Drony – bezzałogowe urządzenia latające mogą służyć nie tylko do obserwacji terenu, robienia zdjęć czy kręcenia filmów. Są już modele, używane w ratownictwie, potrafiące zrzucić koło ratunkowe tonącemu, czy przewozić w specjalnym pojemniku krew. Można się było o tym przekonać podczas konferencji zorganizowanej w Porcie Lotniczym w Szymanach.
LATAJĄCE ZAGROŻENIE ...
W terminalu Portu Lotniczego Olsztyn - Mazury odbyła się konferencja pn. „Bezpieczne wykorzystanie dronów w cywilnej przestrzeni powietrznej”. Dyskutowano o bezpiecznym użytkowaniu bezzałogowych urządzeń latających, by nie stały się one przyczyną lotniczych katastrof.
W konferencji uczestniczyli przedstawiciele instytucji rządowych, ośrodków naukowych i uczelni, regionalnych portów lotniczych, a także producenci bezzałogowych statków powietrznych. Zastanawiano się m. in. nad tym, jak zapobiec niebezpiecznym incydentom z ich udziałem.

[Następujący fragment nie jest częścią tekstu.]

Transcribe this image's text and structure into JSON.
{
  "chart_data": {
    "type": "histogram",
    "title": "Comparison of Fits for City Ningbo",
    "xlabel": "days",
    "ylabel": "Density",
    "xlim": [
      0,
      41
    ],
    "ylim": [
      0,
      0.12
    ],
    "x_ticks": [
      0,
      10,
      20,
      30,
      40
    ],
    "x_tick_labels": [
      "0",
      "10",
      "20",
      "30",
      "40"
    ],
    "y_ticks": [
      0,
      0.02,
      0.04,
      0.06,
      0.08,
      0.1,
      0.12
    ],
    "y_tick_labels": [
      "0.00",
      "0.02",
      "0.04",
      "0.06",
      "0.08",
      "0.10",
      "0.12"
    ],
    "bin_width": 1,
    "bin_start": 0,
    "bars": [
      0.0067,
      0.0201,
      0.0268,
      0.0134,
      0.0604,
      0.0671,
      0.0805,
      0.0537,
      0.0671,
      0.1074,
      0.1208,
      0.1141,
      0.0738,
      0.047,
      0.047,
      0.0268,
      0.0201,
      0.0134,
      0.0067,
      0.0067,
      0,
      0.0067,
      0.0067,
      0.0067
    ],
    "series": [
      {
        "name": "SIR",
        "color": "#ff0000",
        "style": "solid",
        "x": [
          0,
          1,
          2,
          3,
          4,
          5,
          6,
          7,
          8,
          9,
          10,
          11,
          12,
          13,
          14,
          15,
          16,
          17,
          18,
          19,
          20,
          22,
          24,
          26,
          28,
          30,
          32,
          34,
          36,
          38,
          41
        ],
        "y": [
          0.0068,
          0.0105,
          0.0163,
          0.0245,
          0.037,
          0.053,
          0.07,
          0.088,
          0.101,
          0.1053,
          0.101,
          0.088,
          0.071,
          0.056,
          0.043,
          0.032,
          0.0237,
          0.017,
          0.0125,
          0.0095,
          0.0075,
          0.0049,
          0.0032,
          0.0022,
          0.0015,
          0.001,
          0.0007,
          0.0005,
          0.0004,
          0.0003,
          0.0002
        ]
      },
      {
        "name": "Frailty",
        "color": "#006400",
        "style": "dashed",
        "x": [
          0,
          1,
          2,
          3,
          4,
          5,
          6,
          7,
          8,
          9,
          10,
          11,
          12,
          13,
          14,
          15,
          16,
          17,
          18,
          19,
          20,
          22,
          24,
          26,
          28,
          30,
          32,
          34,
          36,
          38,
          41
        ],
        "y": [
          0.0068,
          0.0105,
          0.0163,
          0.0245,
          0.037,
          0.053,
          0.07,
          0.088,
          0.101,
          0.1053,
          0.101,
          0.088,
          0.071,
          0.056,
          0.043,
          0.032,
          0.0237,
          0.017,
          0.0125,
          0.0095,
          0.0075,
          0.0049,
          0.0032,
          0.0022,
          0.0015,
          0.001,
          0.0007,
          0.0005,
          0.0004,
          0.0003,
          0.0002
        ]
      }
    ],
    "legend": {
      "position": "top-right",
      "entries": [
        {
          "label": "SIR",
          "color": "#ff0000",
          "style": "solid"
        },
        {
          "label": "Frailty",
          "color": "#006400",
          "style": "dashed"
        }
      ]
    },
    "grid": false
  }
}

- Z roku na rok bezzałogowych urządzeń latających jest coraz więcej na polskim niebie. Z tego powodu potrzebne są regulacje prawne, takie jak w przypadku ruchu drogowego, by było wiadomo jak i gdzie mogą się one poruszać – mówił Jerzy Szmit, wiceminister Infrastruktury i Budownictwa. Pewne rozwiązania już są.